Moving averages have been used in the technical analysis (including cryptocurrency niche) forever. In this article, we introduce a notion of Hashrate Moving Average.
There is no Bitcoin without the miners. More mining power (greater hashrate) results in more security for the network, but it also decreases the probability of mining a block. Ceteris paribus, if you are a miner and you observe the network hashrate going up and the price of bitcoin not increasing proportionally, your revenue will decrease. On the other hand, many consider that this distributed mining power is one of the key value drivers of bitcoin; if so, the increased hashrate should lead to a higher price. Although it’s not clear which factor is leading and which is lagging, this positive correlation between the two factors had been holding true for most of the Bitcoin’s existence until 2018.

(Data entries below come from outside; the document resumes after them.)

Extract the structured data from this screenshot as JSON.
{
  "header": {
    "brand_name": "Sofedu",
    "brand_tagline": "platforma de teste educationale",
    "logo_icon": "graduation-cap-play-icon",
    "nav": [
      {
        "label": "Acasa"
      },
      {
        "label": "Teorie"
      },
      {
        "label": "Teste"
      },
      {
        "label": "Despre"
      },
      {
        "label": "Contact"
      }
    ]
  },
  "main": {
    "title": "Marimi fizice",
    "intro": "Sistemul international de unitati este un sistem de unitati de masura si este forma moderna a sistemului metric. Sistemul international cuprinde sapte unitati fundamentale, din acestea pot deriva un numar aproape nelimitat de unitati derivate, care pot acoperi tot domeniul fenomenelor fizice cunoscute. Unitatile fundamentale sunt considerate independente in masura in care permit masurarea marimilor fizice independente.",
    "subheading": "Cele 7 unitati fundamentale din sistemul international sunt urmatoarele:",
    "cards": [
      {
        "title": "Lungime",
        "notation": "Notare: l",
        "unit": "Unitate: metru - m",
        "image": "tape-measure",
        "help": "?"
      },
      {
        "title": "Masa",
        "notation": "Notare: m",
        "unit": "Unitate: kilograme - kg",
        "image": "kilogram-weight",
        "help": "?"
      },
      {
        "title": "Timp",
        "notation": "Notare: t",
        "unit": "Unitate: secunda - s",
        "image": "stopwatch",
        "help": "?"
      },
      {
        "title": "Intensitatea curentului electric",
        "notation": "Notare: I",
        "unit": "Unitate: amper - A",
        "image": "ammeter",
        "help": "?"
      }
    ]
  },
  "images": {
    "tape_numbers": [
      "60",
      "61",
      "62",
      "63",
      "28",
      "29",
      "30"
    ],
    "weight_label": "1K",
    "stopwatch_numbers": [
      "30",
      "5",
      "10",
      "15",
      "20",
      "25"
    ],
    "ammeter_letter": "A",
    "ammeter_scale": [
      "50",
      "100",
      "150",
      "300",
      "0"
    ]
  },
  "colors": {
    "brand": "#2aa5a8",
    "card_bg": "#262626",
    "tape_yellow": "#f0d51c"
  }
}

Chart 1: Bitcoin Price vs. Hashrate
We would have expected to see a considerable decrease in hashrate starting in January or February of 2018; however, although the hashrate reached its maximum in August, the slope of the hashrate line doesn’t become negative until late October – early November.
There is one obvious reason why a price drop doesn’t immediately lead to a decrease in the hashrate: miners have high fixed costs and relatively low variable costs. Miners don’t make a decision on whether to mine or not to mine based on today’s price, but rather on the price history over the past months and the expected price in the coming months.
Chart 2. Hashrate vs. Bitcoin Price 365-Day Moving Average.
This hypothesis is supported by the chart above – the hashrate closely follows the 365-Day Bitcoin Price Moving Average. In fact, in 2018, the correlation between the two factors was 0.9.
But can we deduce anything from the hashrate about the future price of bitcoin?
Chart 3. Bitcoin Price vs. Hashrate Moving Averages.
November 9, 2018, both the 9-Day Hashrate Moving Average and the 21-Day MA cross the 100-Day MA from above; three days later, the $6,000 support is broken. At the same time, the slope of the 100-Day MA became negative. More recently, on December 18, 2018, the 9-Day MA crossed the 21-Day MA from below and we experienced a minor rally.
If we go back to Chart 1, the time between the beginning of the bitcoin price slide and the time when we first observe a steady decrease in the hashrate, in addition to purely economic factors could also be explained through psychology: the miners still had a positive outlook on the market.
Why would miner sentiment have any effect on the bitcoin market formation?
1,800 bitcoins get mined daily or 657,000 annually with annual emission of less than 2 percent. It’s a relatively small number, however, we need to consider two factors magnifying this effect:
- Most of the freshly mined bitcoins are presold and hit exchanges immediately, thus perhaps, making it the most liquid part of the total supply;
- The role which miners hold in the ecosystem.
Once we take into account these two factors, it becomes more probable that the miners’ sentiment may affect the price.
It still remains to be seen if these tools can be used for reliable market predictions or at least, whether it can serve as a Consumer Confidence Index (CCI) for the crypto industry.